Phase I/II study to evaluate consolidative hypofractionated radiation therapy for boosting the residual primary disease in combination with durvalumab after definitive chemoradiation therapy for stage III non-small cell lung cancer (NSCLC): study protocol for a prospective trial.

Recent advancements in the management of non-small cell lung cancer (NSCLC) have confirmed the utility of adding adjuvant immunotherapy to concurrent chemoradiotherapy in stage III disease but intrathoracic progression remains at high rate. Additional studies have sought to investigate the synergistic relationship of immunotherapy and radiation therapy (RT). The goal of this study is to evaluate the safety and efficacy of combining consolidative hypofractionated radiation therapy (hfRT) using stereotactic body radiotherapy (SBRT) technique for boosting the residual primary lung cancer with adjuvant anti-programmed death-ligand 1 (PD-L1) therapy concurrently after completion of definitive chemoradiation therapy (dCRT) in the rates of tumor control locoregionally and distantly. Eligible subjects with stage III NSCLC must have gross residual tumor that is smaller than 5.0 cm in maximal dimension following dCRT. Consolidative hfRT will be delivered 1 to 2 months after finishing dCRT and concurrently with adjuvant anti-PD-L1 therapy using durvalumab. Consolidative hfRT will start from 6.5 Gy ×2 fractions and dose escalate to 10 Gy ×2 fractions in a 3+3 design. At the final determined consolidative hfRT dose level, a total of 32 subjects with pathologically documented stage III NSCLC treated with two or more cycles of platinum-based doublet chemotherapy concurrently with RT will be enrolled for data analyses. We hypothesize that the use of consolidative hfRT directed to the residual primary lung tumor in combination with adjuvant anti-PD-L1 therapy will provide additional immunostimulation and therefore improved locoregional and distant control when compared to either modality used independently. Clinicaltrials.gov: NCT04748419.

2024 Journal of Thoracic Disease. All rights reserved.
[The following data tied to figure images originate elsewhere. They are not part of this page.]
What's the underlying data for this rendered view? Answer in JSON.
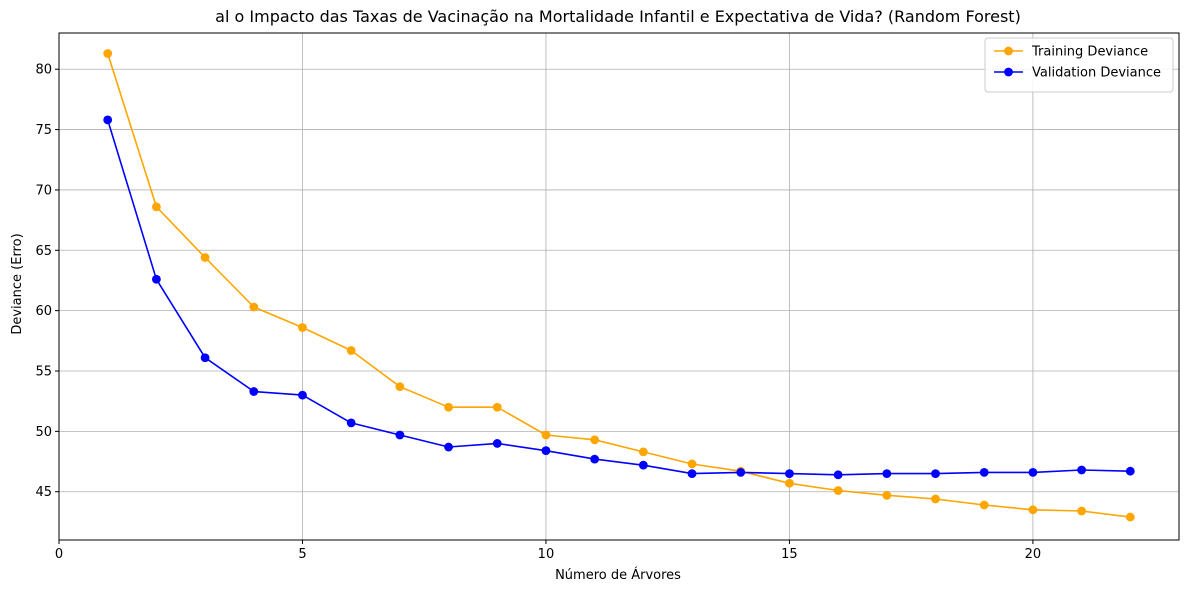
{
  "chart_data": {
    "type": "line",
    "title": "al o Impacto das Taxas de Vacinação na Mortalidade Infantil e Expectativa de Vida? (Random Forest)",
    "xlabel": "Número de Árvores",
    "ylabel": "Deviance (Erro)",
    "xlim": [
      0,
      23
    ],
    "ylim": [
      41,
      83
    ],
    "xticks": [
      0,
      5,
      10,
      15,
      20
    ],
    "yticks": [
      45,
      50,
      55,
      60,
      65,
      70,
      75,
      80
    ],
    "grid": true,
    "legend_position": "top-right",
    "x": [
      1,
      2,
      3,
      4,
      5,
      6,
      7,
      8,
      9,
      10,
      11,
      12,
      13,
      14,
      15,
      16,
      17,
      18,
      19,
      20,
      21,
      22
    ],
    "series": [
      {
        "name": "Training Deviance",
        "color": "#ffa500",
        "values": [
          81.3,
          68.6,
          64.4,
          60.3,
          58.6,
          56.7,
          53.7,
          52.0,
          52.0,
          49.7,
          49.3,
          48.3,
          47.3,
          46.7,
          45.7,
          45.1,
          44.7,
          44.4,
          43.9,
          43.5,
          43.4,
          42.9
        ]
      },
      {
        "name": "Validation Deviance",
        "color": "#0000ff",
        "values": [
          75.8,
          62.6,
          56.1,
          53.3,
          53.0,
          50.7,
          49.7,
          48.7,
          49.0,
          48.4,
          47.7,
          47.2,
          46.5,
          46.6,
          46.5,
          46.4,
          46.5,
          46.5,
          46.6,
          46.6,
          46.8,
          46.7
        ]
      }
    ]
  }
}
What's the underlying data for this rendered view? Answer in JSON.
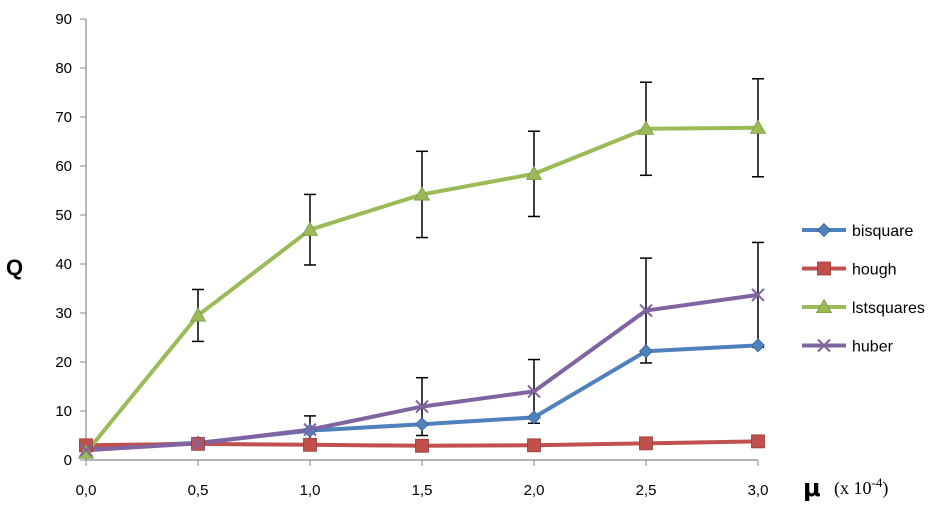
{
  "chart_data": {
    "type": "line",
    "ylabel": "Q",
    "xlabel_symbol": "μ",
    "xlabel_unit_prefix": "(x 10",
    "xlabel_unit_exp": "-4",
    "xlabel_unit_suffix": ")",
    "x": [
      0.0,
      0.5,
      1.0,
      1.5,
      2.0,
      2.5,
      3.0
    ],
    "x_tick_labels": [
      "0,0",
      "0,5",
      "1,0",
      "1,5",
      "2,0",
      "2,5",
      "3,0"
    ],
    "y_ticks": [
      0,
      10,
      20,
      30,
      40,
      50,
      60,
      70,
      80,
      90
    ],
    "ylim": [
      0,
      90
    ],
    "xlim": [
      0,
      3
    ],
    "grid": false,
    "legend_position": "right",
    "series": [
      {
        "name": "bisquare",
        "color": "#4F81BD",
        "marker": "diamond",
        "values": [
          2.5,
          3.5,
          6.0,
          7.3,
          8.7,
          22.2,
          23.4
        ],
        "error": [
          null,
          null,
          null,
          null,
          null,
          null,
          null
        ]
      },
      {
        "name": "hough",
        "color": "#C0504D",
        "marker": "square",
        "values": [
          3.0,
          3.3,
          3.1,
          2.9,
          3.0,
          3.4,
          3.8
        ],
        "error": [
          null,
          null,
          null,
          null,
          null,
          null,
          null
        ]
      },
      {
        "name": "lstsquares",
        "color": "#9BBB59",
        "marker": "triangle",
        "values": [
          1.5,
          29.5,
          47.0,
          54.2,
          58.4,
          67.6,
          67.8
        ],
        "error": [
          null,
          5.3,
          7.2,
          8.8,
          8.7,
          9.5,
          10.0
        ]
      },
      {
        "name": "huber",
        "color": "#8064A2",
        "marker": "x",
        "values": [
          2.0,
          3.4,
          6.2,
          10.9,
          14.0,
          30.5,
          33.7
        ],
        "error": [
          null,
          null,
          2.8,
          5.9,
          6.5,
          10.7,
          10.7
        ]
      }
    ]
  }
}
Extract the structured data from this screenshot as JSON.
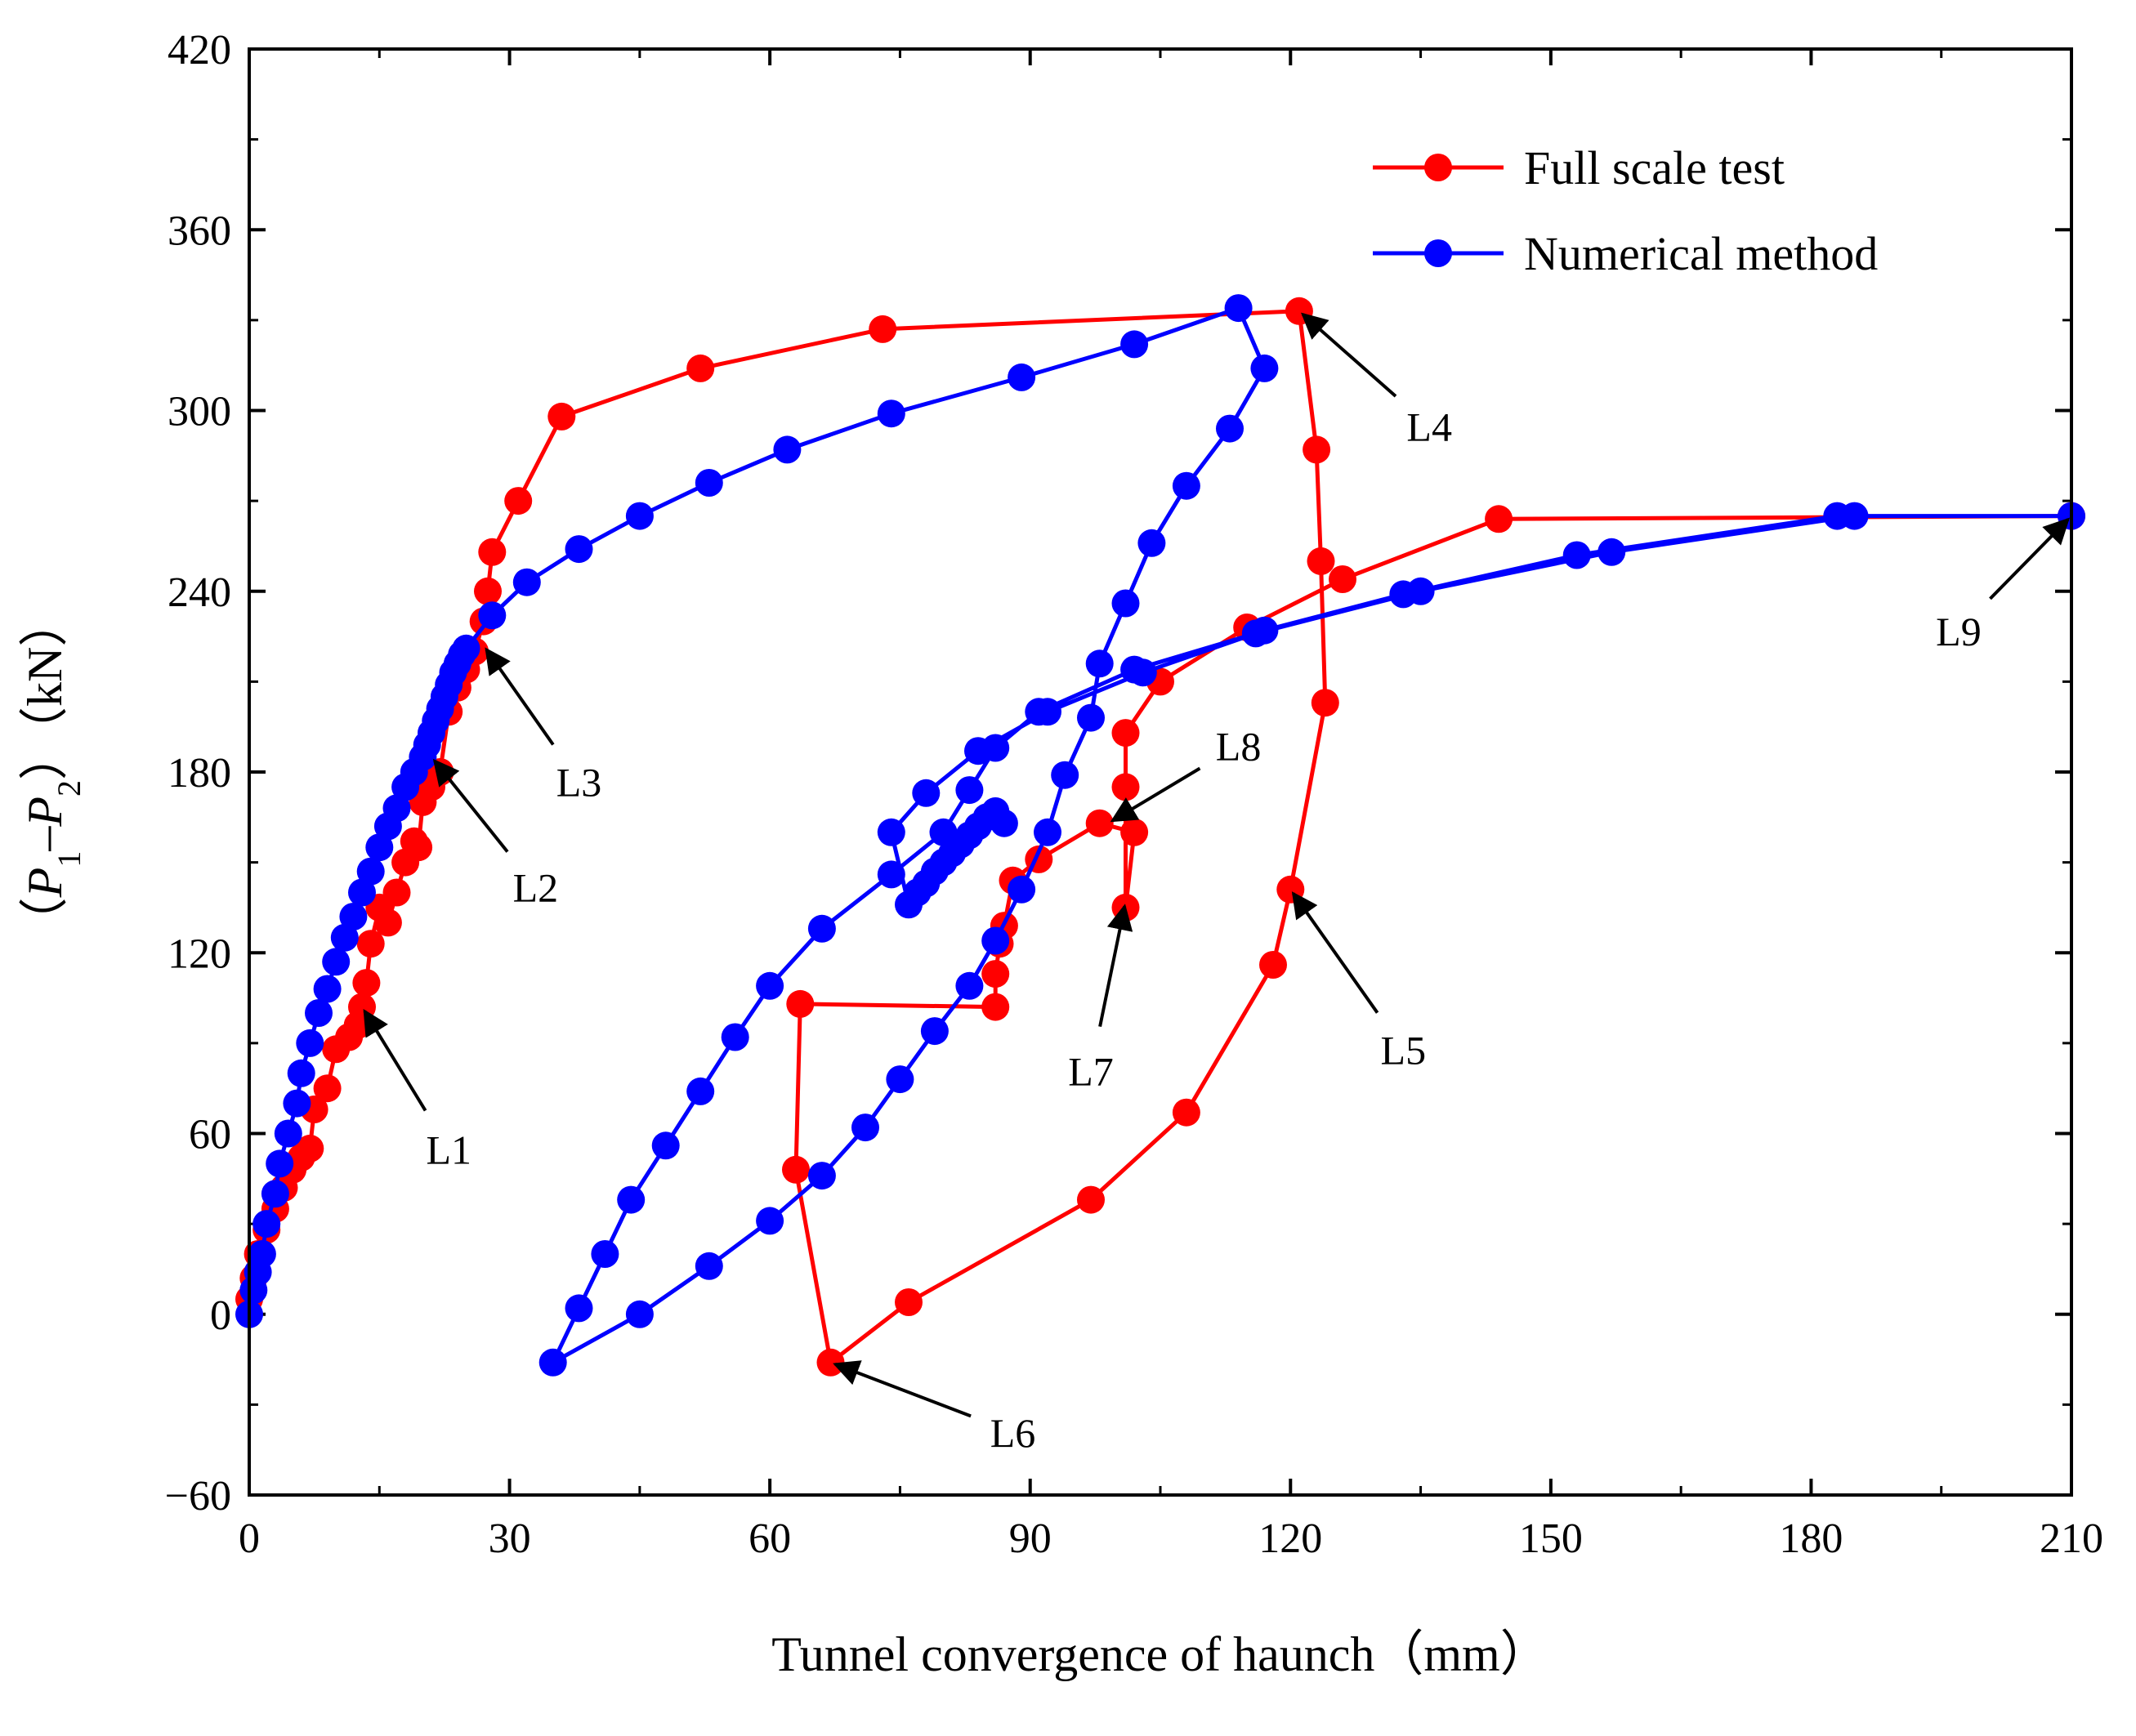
{
  "chart_data": {
    "type": "line",
    "xlabel": "Tunnel convergence of haunch（mm）",
    "ylabel_parts": [
      "（",
      "P",
      "1",
      "–",
      "P",
      "2",
      "）（kN）"
    ],
    "xlim": [
      0,
      210
    ],
    "ylim": [
      -60,
      420
    ],
    "xticks": [
      0,
      30,
      60,
      90,
      120,
      150,
      180,
      210
    ],
    "yticks": [
      -60,
      0,
      60,
      120,
      180,
      240,
      300,
      360,
      420
    ],
    "legend_position": "top-right",
    "series": [
      {
        "name": "Full scale test",
        "color": "#ff0000",
        "points": [
          [
            0,
            5
          ],
          [
            0.5,
            12
          ],
          [
            1,
            20
          ],
          [
            2,
            28
          ],
          [
            3,
            35
          ],
          [
            4,
            42
          ],
          [
            5,
            48
          ],
          [
            6,
            52
          ],
          [
            7,
            55
          ],
          [
            7.5,
            68
          ],
          [
            9,
            75
          ],
          [
            10,
            88
          ],
          [
            11.5,
            92
          ],
          [
            12.5,
            96
          ],
          [
            13,
            102
          ],
          [
            13.5,
            110
          ],
          [
            14,
            123
          ],
          [
            15,
            135
          ],
          [
            16,
            130
          ],
          [
            17,
            140
          ],
          [
            18,
            150
          ],
          [
            19,
            157
          ],
          [
            19.5,
            155
          ],
          [
            20,
            170
          ],
          [
            21,
            175
          ],
          [
            22,
            180
          ],
          [
            23,
            200
          ],
          [
            24,
            208
          ],
          [
            25,
            214
          ],
          [
            26,
            220
          ],
          [
            27,
            230
          ],
          [
            27.5,
            240
          ],
          [
            28,
            253
          ],
          [
            31,
            270
          ],
          [
            36,
            298
          ],
          [
            52,
            314
          ],
          [
            73,
            327
          ],
          [
            121,
            333
          ],
          [
            123,
            287
          ],
          [
            123.5,
            250
          ],
          [
            124,
            203
          ],
          [
            120,
            141
          ],
          [
            118,
            116
          ],
          [
            108,
            67
          ],
          [
            97,
            38
          ],
          [
            76,
            4
          ],
          [
            67,
            -16
          ],
          [
            63,
            48
          ],
          [
            63.5,
            103
          ],
          [
            86,
            102
          ],
          [
            86,
            113
          ],
          [
            86.5,
            123
          ],
          [
            87,
            129
          ],
          [
            88,
            144
          ],
          [
            91,
            151
          ],
          [
            98,
            163
          ],
          [
            102,
            160
          ],
          [
            101,
            135
          ],
          [
            101,
            175
          ],
          [
            101,
            193
          ],
          [
            105,
            210
          ],
          [
            115,
            228
          ],
          [
            126,
            244
          ],
          [
            144,
            264
          ],
          [
            210,
            265
          ]
        ]
      },
      {
        "name": "Numerical method",
        "color": "#0000ff",
        "points": [
          [
            0,
            0
          ],
          [
            0.5,
            8
          ],
          [
            1,
            14
          ],
          [
            1.5,
            20
          ],
          [
            2,
            30
          ],
          [
            3,
            40
          ],
          [
            3.5,
            50
          ],
          [
            4.5,
            60
          ],
          [
            5.5,
            70
          ],
          [
            6,
            80
          ],
          [
            7,
            90
          ],
          [
            8,
            100
          ],
          [
            9,
            108
          ],
          [
            10,
            117
          ],
          [
            11,
            125
          ],
          [
            12,
            132
          ],
          [
            13,
            140
          ],
          [
            14,
            147
          ],
          [
            15,
            155
          ],
          [
            16,
            162
          ],
          [
            17,
            168
          ],
          [
            18,
            175
          ],
          [
            19,
            180
          ],
          [
            20,
            185
          ],
          [
            20.5,
            189
          ],
          [
            21,
            193
          ],
          [
            21.5,
            197
          ],
          [
            22,
            201
          ],
          [
            22.5,
            205
          ],
          [
            23,
            209
          ],
          [
            23.5,
            213
          ],
          [
            24,
            216
          ],
          [
            24.5,
            219
          ],
          [
            25,
            221
          ],
          [
            28,
            232
          ],
          [
            32,
            243
          ],
          [
            38,
            254
          ],
          [
            45,
            265
          ],
          [
            53,
            276
          ],
          [
            62,
            287
          ],
          [
            74,
            299
          ],
          [
            89,
            311
          ],
          [
            102,
            322
          ],
          [
            114,
            334
          ],
          [
            117,
            314
          ],
          [
            113,
            294
          ],
          [
            108,
            275
          ],
          [
            104,
            256
          ],
          [
            101,
            236
          ],
          [
            98,
            216
          ],
          [
            97,
            198
          ],
          [
            94,
            179
          ],
          [
            92,
            160
          ],
          [
            89,
            141
          ],
          [
            86,
            124
          ],
          [
            83,
            109
          ],
          [
            79,
            94
          ],
          [
            75,
            78
          ],
          [
            71,
            62
          ],
          [
            66,
            46
          ],
          [
            60,
            31
          ],
          [
            53,
            16
          ],
          [
            45,
            0
          ],
          [
            35,
            -16
          ],
          [
            38,
            2
          ],
          [
            41,
            20
          ],
          [
            44,
            38
          ],
          [
            48,
            56
          ],
          [
            52,
            74
          ],
          [
            56,
            92
          ],
          [
            60,
            109
          ],
          [
            66,
            128
          ],
          [
            74,
            146
          ],
          [
            80,
            160
          ],
          [
            83,
            174
          ],
          [
            86,
            188
          ],
          [
            91,
            200
          ],
          [
            102,
            214
          ],
          [
            116,
            226
          ],
          [
            135,
            240
          ],
          [
            157,
            253
          ],
          [
            185,
            265
          ],
          [
            210,
            265
          ],
          [
            183,
            265
          ],
          [
            153,
            252
          ],
          [
            133,
            239
          ],
          [
            117,
            227
          ],
          [
            103,
            213
          ],
          [
            92,
            200
          ],
          [
            84,
            187
          ],
          [
            78,
            173
          ],
          [
            74,
            160
          ],
          [
            76,
            136
          ],
          [
            77,
            140
          ],
          [
            78,
            143
          ],
          [
            79,
            147
          ],
          [
            80,
            150
          ],
          [
            81,
            153
          ],
          [
            82,
            156
          ],
          [
            83,
            159
          ],
          [
            84,
            162
          ],
          [
            85,
            165
          ],
          [
            86,
            167
          ],
          [
            87,
            163
          ]
        ]
      }
    ],
    "annotations": [
      {
        "label": "L1",
        "target": [
          13,
          102
        ],
        "text_at": [
          23,
          50
        ]
      },
      {
        "label": "L2",
        "target": [
          21,
          185
        ],
        "text_at": [
          33,
          137
        ]
      },
      {
        "label": "L3",
        "target": [
          27,
          222
        ],
        "text_at": [
          38,
          172
        ]
      },
      {
        "label": "L4",
        "target": [
          121,
          333
        ],
        "text_at": [
          136,
          290
        ]
      },
      {
        "label": "L5",
        "target": [
          120,
          141
        ],
        "text_at": [
          133,
          83
        ]
      },
      {
        "label": "L6",
        "target": [
          67,
          -16
        ],
        "text_at": [
          88,
          -44
        ]
      },
      {
        "label": "L7",
        "target": [
          101,
          137
        ],
        "text_at": [
          97,
          76
        ]
      },
      {
        "label": "L8",
        "target": [
          99,
          163
        ],
        "text_at": [
          114,
          184
        ]
      },
      {
        "label": "L9",
        "target": [
          210,
          265
        ],
        "text_at": [
          197,
          222
        ]
      }
    ]
  }
}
Conflicts of Interest: All authors have completed the ICMJE uniform disclosure form (available at https://jtd.amegroups.com/article/view/10.21037/jtd-23-304/coif). C.Z. received grand funding from AstraZeneca, Inc., clinical trial research funding from BioMiMetix, and travel support from GTMedical Technologies. C.Z. reports a US Provisional patent (63/164,215) issued which is unrelated to the current study. A.K.G. reports Grants to his institution from Veterans Health Administration Office of Research and Development, Merck, TAB Biosciences, NEKTAR Therapeutics, Mirati Therapeutics, IOVANCE Therapeutics, Apexigen; Royalties from Oxford University Press; Consulting fees from AstraZeneca, Flagship Biosciences, G1 Therapeutics, Jazz Pharmaceuticals, Cardinal Health, Mirati Therapeutics, Beigene Ltd., Sanofi Genzyme, Blueprint Medicines, Regeneron Pharmaceuticals; Honoraria for lectures from MedLearning Group and Plexus Communications; DSMB for YmAbs Therapeutics; Leadership roles in Academic and Community Cancer Research United (ACCRU) and A Breath of Hope for Lung Cancer (ABOHLC); Receipt of drugs to the institution from Takeda Pharmaceuticals and Chimerx. C.W. reports funding from Chi Zhang’s grant (PI Astra Zeneca Pharmaceuticals IIT Grant; UNMC project number MEDI4736). The other authors have no conflicts of interest to declare.